Il est maintenant l'heure de passer à table. Mahmoud m'abandonne et je me retrouve à table avec 4 hommes, aussi étonnés que moi de se retrouver ainsi a partager le même repas. Se sera agneau (dont l'odeur est réellement très fort), riz et soupe de lentille. Un homme dont j'ai oublié le nom m'explique qu'il a le même statut que Mahmoud, dans son village. Le même statut, je l'apprendrai plus tard durant mes tribulations, c'est celui de ''chef de village''. Un autre mot pour désigner ''chef de la résistance de ce village''. Mahmoud l'est pour la village d'Al-Masa'ra, où il dispose d'une ''planque'', point de rendez-vous des résistants, remplie de cartes, de dossiers, de lettre. Cette résistance se dit être pacifique avant tout. Ça, c'est ce que Mahmoud nous aura toujours répété. Aucune preuve du contraire n'étant là pour désaffirmer ses propos.
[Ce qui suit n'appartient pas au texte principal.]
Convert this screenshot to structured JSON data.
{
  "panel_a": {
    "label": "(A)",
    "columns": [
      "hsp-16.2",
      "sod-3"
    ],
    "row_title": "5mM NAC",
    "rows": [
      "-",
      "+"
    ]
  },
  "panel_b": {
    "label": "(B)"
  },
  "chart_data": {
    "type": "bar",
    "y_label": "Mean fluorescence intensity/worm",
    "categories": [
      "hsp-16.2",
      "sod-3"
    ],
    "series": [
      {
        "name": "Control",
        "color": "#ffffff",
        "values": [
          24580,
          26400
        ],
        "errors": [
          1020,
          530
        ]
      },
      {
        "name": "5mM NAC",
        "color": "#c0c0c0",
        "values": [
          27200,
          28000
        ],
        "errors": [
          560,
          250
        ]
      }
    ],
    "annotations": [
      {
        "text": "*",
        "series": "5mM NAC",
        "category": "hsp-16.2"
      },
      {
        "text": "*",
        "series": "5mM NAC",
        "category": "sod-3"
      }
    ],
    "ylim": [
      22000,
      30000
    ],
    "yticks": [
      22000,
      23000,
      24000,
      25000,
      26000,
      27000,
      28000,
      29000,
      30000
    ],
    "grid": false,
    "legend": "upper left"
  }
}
Dès le repas terminé, durement pour moi, la famille nous invite gentiment à partir pour faire place au second service. Pendant que nous faisons un tour, on voit un groupe d'homme s'éloigner, j'observe Mahmoud, l'homme avec qui j'ai diné, et une poignée de chef de village en plus. Réunion au sommet pour la résistance palestinienne. Je n'aurai jamais posé la question de savoir de quoi ils ont discuté, cet après-midi là, à Nabi Saleh. Mais la vengeance, sans doute, devait être au rendez-vous.